Thursday, May 21, 2009

A reality check on the 'Indian Economy'

The unprecedented euphoria on our stock markets in the aftermath of UPA victory was quite unexpected. The rise in the markets on Monday can be attributed to excess liquidity in the system and partly to the short covering by operators. The big question is whether Indian economy is out of the woods? From now on the markets will tend to reflect the economic data which will be released in the coming days. The important events to be watched are: Release of GDP figures for the 4th quarter and FY 08-09 on 29th May (estimates vary between 5-7% for FY 08-09); The figures for the fiscal deficit for FY 08-09 are also significant. The US Federal Reserve has painted a gloomy picture for US recovery in the near future. The pending bankruptcy of US auto major General Motors may give a jolt to the US economy.

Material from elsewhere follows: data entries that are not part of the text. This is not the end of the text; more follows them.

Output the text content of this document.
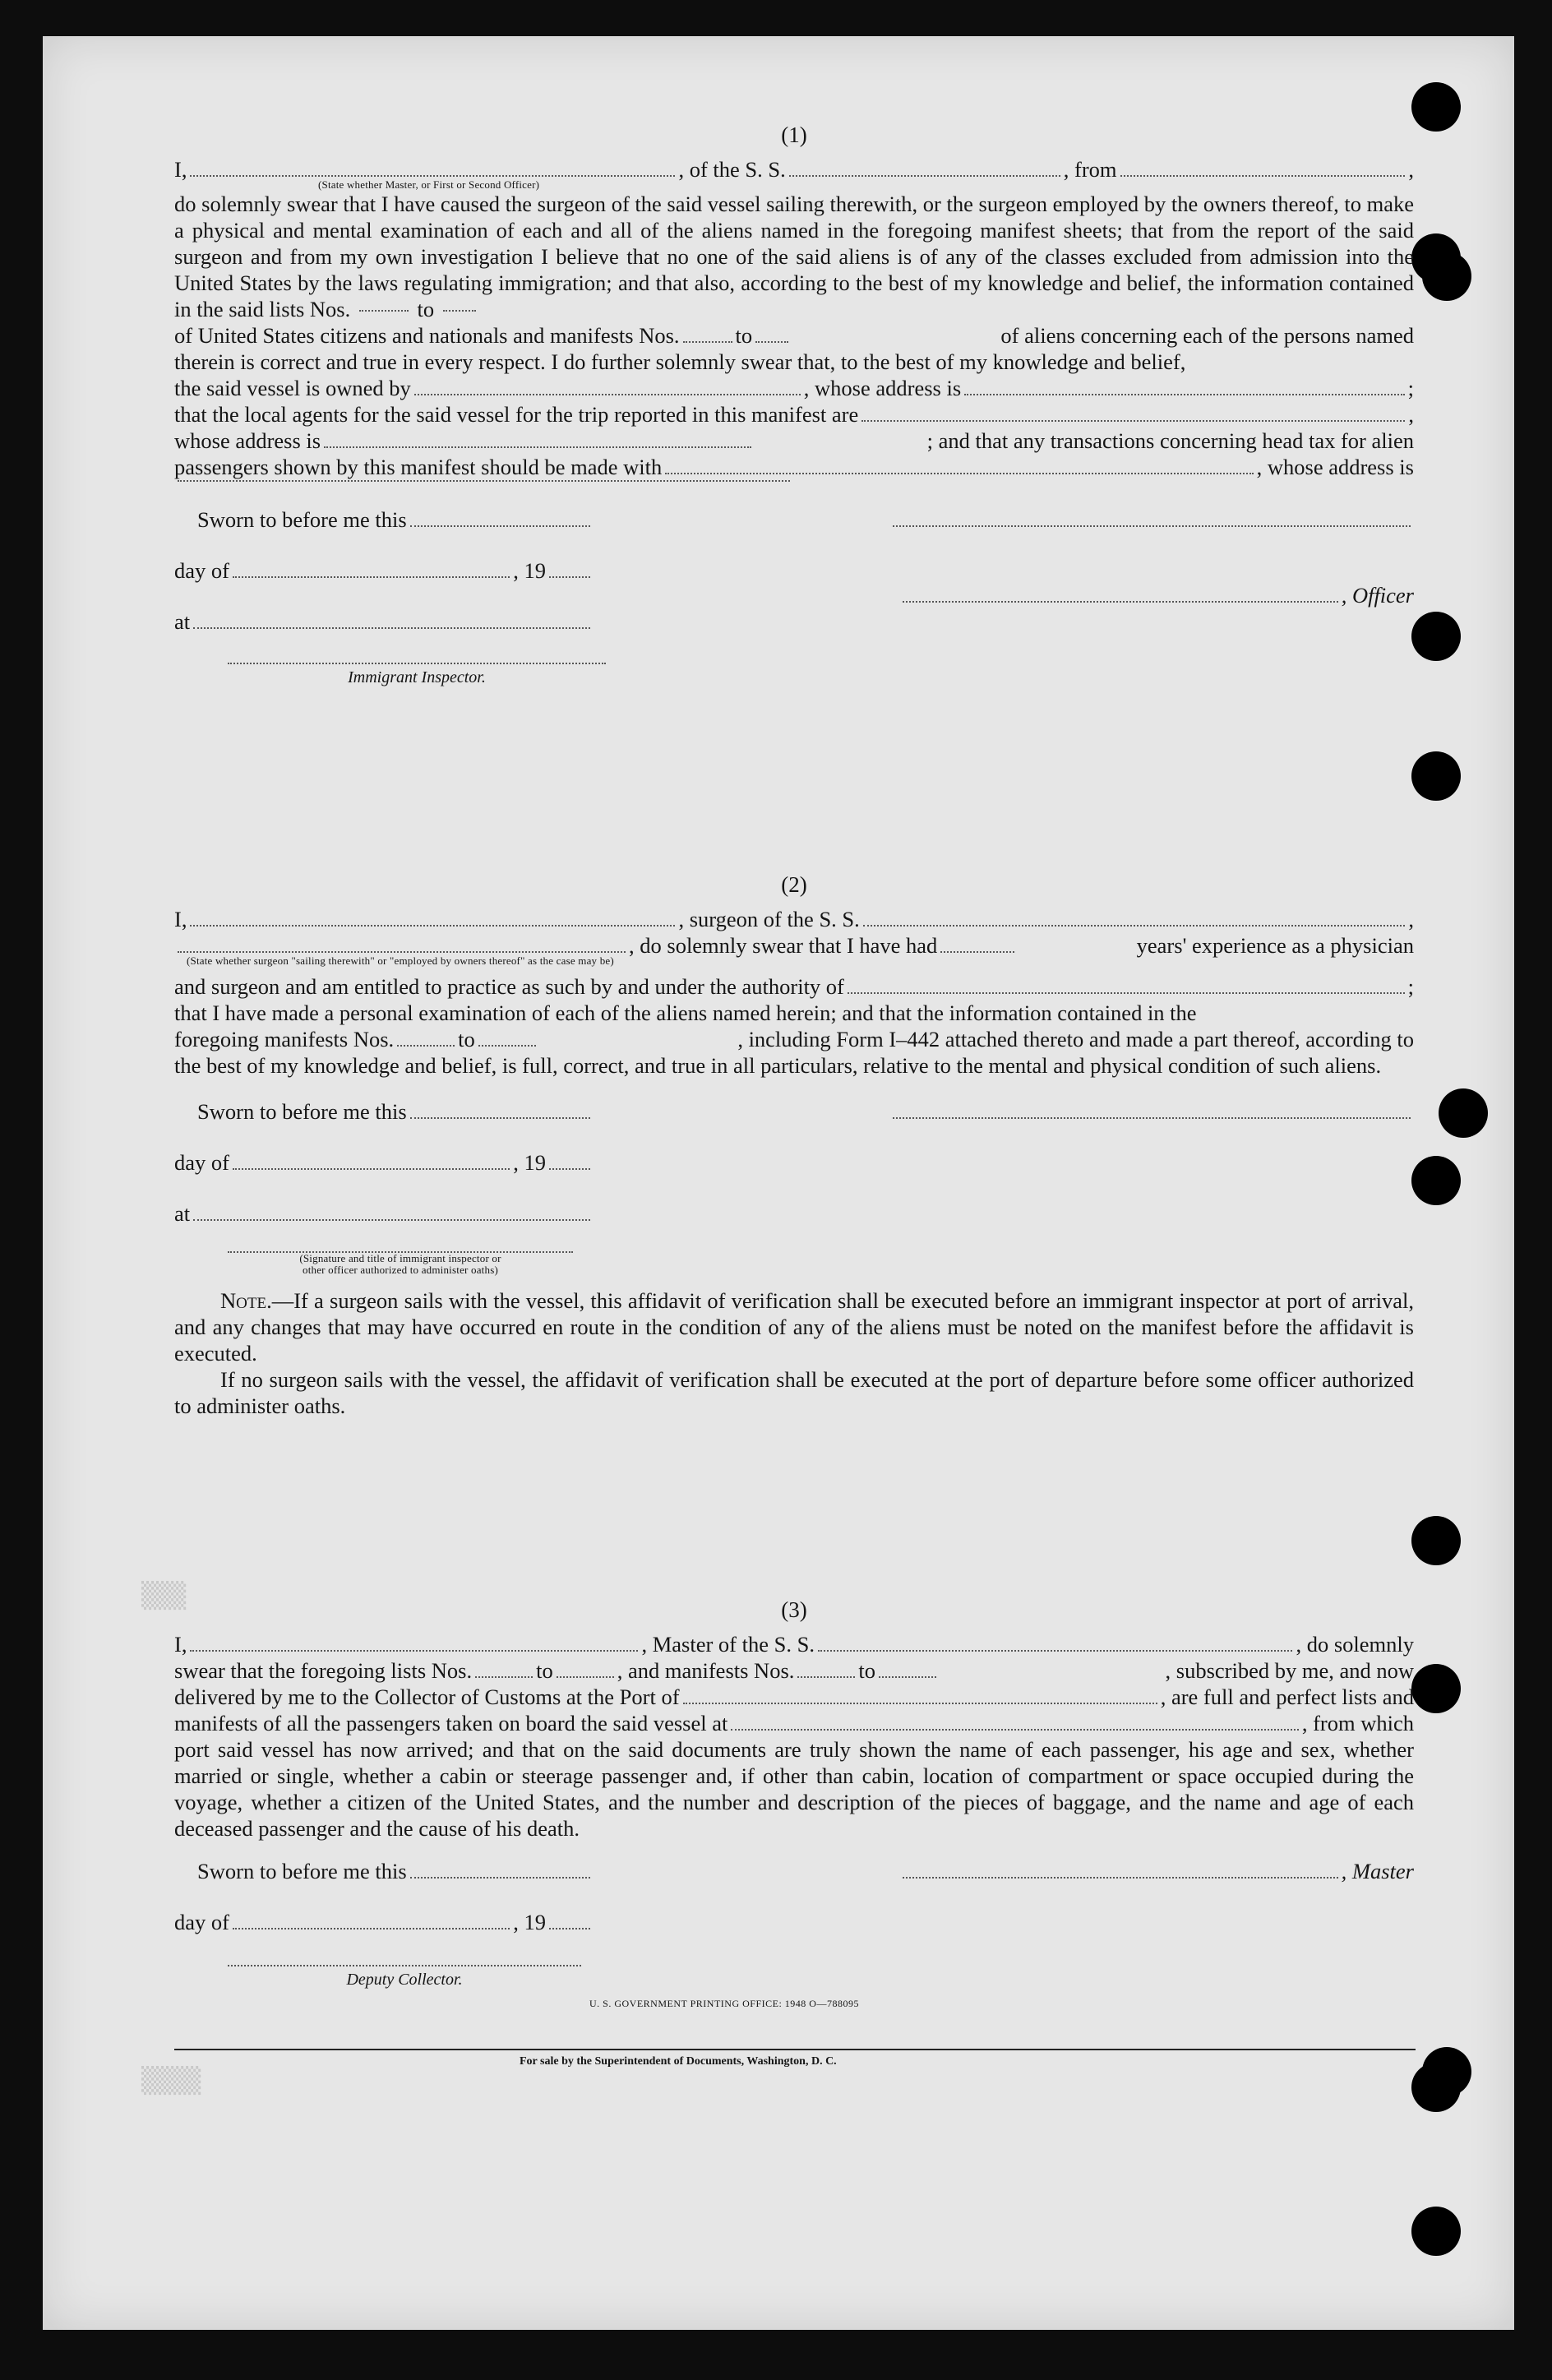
▒▒▒
▒▒▒▒
(1)
I,	, of the S. S.	, from	,
(State whether Master, or First or Second Officer)
do solemnly swear that I have caused the surgeon of the said vessel sailing therewith, or the surgeon employed by the owners thereof, to make a physical and mental examination of each and all of the aliens named in the foregoing manifest sheets; that from the report of the said surgeon and from my own investigation I believe that no one of the said aliens is of any of the classes excluded from admission into the United States by the laws regulating immigration; and that also, according to the best of my knowledge and belief, the information contained in the said lists Nos.	to
of United States citizens and nationals and manifests Nos.	to	of aliens concerning each of the persons named
therein is correct and true in every respect. I do further solemnly swear that, to the best of my knowledge and belief,
the said vessel is owned by	, whose address is	;
that the local agents for the said vessel for the trip reported in this manifest are	,
whose address is	; and that any transactions concerning head tax for alien
passengers shown by this manifest should be made with	, whose address is
Sworn to before me this
day of	, 19
, Officer
at
Immigrant Inspector.
(2)
I,	, surgeon of the S. S.	,
, do solemnly swear that I have had	years' experience as a physician
(State whether surgeon "sailing therewith" or "employed by owners thereof" as the case may be)
and surgeon and am entitled to practice as such by and under the authority of	;
that I have made a personal examination of each of the aliens named herein; and that the information contained in the
foregoing manifests Nos.	to	, including Form I–442 attached thereto and made a part thereof, according to
the best of my knowledge and belief, is full, correct, and true in all particulars, relative to the mental and physical condition of such aliens.
Sworn to before me this
day of	, 19
at
(Signature and title of immigrant inspector or
other officer authorized to administer oaths)
Note.—If a surgeon sails with the vessel, this affidavit of verification shall be executed before an immigrant inspector at port of arrival, and any changes that may have occurred en route in the condition of any of the aliens must be noted on the manifest before the affidavit is executed.
If no surgeon sails with the vessel, the affidavit of verification shall be executed at the port of departure before some officer authorized to administer oaths.
(3)
I,	, Master of the S. S.	, do solemnly
swear that the foregoing lists Nos.	to	, and manifests Nos.	to	, subscribed by me, and now
delivered by me to the Collector of Customs at the Port of	, are full and perfect lists and
manifests of all the passengers taken on board the said vessel at	, from which
port said vessel has now arrived; and that on the said documents are truly shown the name of each passenger, his age and sex, whether married or single, whether a cabin or steerage passenger and, if other than cabin, location of compartment or space occupied during the voyage, whether a citizen of the United States, and the number and description of the pieces of baggage, and the name and age of each deceased passenger and the cause of his death.
Sworn to before me this	, Master
day of	, 19
Deputy Collector.
U. S. GOVERNMENT PRINTING OFFICE: 1948 O—788095
For sale by the Superintendent of Documents, Washington, D. C.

Let us gaze at the 'Crystal ball' to analyse the prospects of Indian economy.
On the negative side, Moody's in their recent research report have said: “The positive sentiment is expected to be short-lived, as India essentially only started feeling the pinch of the global downturn in the December quarter and the worst is yet to come.” For the year 2009, India’s growth rate is unlikely to exceed 5%, but a recovery in the opening quarter of 2010 due to expected rebound of the US economy in the December quarter, should lift annual expansion to about 5% for fiscal 2009-2010, it said. On the positive side, CMIE expects India's GDP to grow at a healthy 6.6% in 2009-10. It also expects PAT of corporate India to grow at 77% during 2009-10, based on the assumption of oil sector reforms leading to a drastic cut in oil subsidy bill.


A number of leading indicators, such as increase in hiring, freight movement at major ports and encouraging data from a number of key manufacturing segments, such as steel and cement, indicate that the downturn has bottomed out and highlight the Indian economy's resilience. The investor sentiment has improved significantly and FII's have turned aggressive buyers on the Indian bourses. As long as the US $ continues to slip against the Rupee, FII activity will continue unabated. The next phase of growth is expected to come from rural markets with rural India accounting for almost half of the domestic retail market, valued over US$ 300 billion. Rural India is set to witness an economic boom.


Considering the above scenario, Indian stock market scenario has changed from 'Sell on every rise' to 'Buy on every decline'. However, small investors are advised to exercise abundant caution in the ensuing volatility on the markets.

1 comment:

ajay said...

Investors should be very careful in this operator lead rally. The economic downturn will take a little longer to end. Your advice to small investors is appreciated.